= Branislav Pipović =

Serbian writer (born 1959)

Branislav Pipović (born 10 May 1959) is a Serbian writer who lives and works in Belgrade, Serbia.

He is the author of theatrical plays like Paris Commune (directed by Paolo Magelli, Theater "Atelier 212", Belgrade, 1988), The Pagans ("The Scene", Novi Sad, 1993), Blue Angel (Der Blaue Engel), music drama (based on Heinrich Mann's novel, 2007, directed by Erol Kadić, Theater "Madlenianum", Belgrade, 2013), Who Cares/Star is Born (directed by Miloš Paunović "People's Theater" Banja Luka, Republic of Srpska, Bosnia and Hercegovina, 2009), and Winter Suite, a collection of short stories ("Prosveta", Belgrade, 1997).

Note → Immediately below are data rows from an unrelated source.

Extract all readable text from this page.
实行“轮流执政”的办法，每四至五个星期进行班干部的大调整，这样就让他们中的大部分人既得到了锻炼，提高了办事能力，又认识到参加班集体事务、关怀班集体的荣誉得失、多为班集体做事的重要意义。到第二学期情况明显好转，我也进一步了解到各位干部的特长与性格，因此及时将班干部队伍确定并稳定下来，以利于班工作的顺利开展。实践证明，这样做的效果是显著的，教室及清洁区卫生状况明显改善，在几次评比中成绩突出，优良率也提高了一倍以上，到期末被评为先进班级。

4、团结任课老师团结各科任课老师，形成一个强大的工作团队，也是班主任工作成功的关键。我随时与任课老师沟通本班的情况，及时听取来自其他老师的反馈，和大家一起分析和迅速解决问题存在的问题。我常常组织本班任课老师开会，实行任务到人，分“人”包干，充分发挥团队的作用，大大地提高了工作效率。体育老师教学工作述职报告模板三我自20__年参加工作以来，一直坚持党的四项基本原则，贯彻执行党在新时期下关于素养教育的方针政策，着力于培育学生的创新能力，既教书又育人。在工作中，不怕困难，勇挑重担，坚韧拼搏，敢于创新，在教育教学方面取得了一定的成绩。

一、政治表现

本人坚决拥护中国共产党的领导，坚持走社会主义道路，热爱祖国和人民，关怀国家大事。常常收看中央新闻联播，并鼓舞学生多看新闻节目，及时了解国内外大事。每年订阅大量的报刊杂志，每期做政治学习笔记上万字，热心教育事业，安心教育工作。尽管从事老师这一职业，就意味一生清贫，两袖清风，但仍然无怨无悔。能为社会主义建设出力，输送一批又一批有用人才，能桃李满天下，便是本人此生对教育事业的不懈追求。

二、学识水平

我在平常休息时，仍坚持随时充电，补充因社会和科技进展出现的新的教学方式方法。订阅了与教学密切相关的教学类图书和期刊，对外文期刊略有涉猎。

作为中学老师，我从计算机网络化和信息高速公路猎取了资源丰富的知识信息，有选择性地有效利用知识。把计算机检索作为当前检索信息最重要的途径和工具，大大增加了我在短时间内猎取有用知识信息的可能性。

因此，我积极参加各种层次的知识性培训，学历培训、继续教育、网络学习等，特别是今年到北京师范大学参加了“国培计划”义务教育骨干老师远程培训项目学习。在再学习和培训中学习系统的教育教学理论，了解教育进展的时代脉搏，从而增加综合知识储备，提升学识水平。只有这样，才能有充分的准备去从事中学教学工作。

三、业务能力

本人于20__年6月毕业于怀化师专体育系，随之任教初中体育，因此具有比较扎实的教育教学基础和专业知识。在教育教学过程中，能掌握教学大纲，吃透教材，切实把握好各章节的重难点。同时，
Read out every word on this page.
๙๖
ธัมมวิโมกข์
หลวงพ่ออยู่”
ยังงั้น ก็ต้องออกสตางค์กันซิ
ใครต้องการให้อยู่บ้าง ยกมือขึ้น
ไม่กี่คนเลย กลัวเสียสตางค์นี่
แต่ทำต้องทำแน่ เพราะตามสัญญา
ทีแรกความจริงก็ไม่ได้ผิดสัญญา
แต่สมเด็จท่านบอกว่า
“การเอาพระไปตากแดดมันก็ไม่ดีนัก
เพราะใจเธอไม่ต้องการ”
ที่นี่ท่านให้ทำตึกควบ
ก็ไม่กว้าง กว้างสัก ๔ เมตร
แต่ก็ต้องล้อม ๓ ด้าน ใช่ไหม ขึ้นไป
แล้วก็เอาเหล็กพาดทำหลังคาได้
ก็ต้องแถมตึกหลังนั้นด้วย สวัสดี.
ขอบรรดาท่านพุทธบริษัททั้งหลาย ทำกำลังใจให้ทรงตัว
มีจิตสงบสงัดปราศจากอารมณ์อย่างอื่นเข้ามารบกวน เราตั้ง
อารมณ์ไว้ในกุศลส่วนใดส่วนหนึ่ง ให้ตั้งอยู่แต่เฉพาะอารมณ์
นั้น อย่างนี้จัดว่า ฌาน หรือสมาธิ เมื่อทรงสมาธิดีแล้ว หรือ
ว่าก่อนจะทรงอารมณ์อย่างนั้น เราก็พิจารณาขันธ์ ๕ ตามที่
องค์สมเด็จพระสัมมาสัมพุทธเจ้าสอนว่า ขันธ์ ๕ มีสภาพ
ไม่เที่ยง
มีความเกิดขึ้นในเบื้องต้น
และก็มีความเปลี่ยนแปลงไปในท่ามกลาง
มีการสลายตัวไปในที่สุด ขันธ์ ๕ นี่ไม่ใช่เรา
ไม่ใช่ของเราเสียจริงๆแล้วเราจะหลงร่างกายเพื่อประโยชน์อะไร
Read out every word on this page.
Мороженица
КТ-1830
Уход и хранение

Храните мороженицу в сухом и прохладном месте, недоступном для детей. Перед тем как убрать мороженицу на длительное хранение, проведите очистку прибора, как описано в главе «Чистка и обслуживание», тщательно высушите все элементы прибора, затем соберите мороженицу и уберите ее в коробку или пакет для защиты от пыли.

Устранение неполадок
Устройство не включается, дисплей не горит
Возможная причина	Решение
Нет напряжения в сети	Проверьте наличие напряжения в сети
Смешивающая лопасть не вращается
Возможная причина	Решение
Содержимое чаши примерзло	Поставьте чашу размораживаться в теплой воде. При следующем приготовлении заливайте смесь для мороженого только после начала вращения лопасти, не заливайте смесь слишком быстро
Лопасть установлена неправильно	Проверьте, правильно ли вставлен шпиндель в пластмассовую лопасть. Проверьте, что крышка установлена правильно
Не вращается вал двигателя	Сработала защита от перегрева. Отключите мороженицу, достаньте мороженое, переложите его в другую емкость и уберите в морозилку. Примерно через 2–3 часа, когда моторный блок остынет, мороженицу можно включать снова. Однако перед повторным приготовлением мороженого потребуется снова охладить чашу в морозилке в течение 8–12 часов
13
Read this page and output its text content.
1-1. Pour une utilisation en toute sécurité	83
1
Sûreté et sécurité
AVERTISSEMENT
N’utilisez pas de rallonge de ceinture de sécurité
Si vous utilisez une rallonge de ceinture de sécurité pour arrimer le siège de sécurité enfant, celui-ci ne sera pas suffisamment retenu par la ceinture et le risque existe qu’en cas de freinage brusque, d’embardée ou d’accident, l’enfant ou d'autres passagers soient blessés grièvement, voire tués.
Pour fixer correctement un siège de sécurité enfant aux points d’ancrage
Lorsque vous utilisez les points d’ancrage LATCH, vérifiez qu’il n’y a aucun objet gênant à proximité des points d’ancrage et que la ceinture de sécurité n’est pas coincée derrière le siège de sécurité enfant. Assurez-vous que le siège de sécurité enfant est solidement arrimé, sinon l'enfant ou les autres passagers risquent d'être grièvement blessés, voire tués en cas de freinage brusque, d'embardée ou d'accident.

His other published works include The Castle: Sleeping Beauty, hermetism study: an Initiation into the Mystery of Rose and Cross (LOM, Belgrade, 2001); published in English by "Lux Mundi Press", New York, 2009, Dramas (collected plays, "Ukronija", Belgrade, 2011). He has also number of stories published in literary magazines in Serbia and Belgrade's daily "Politika".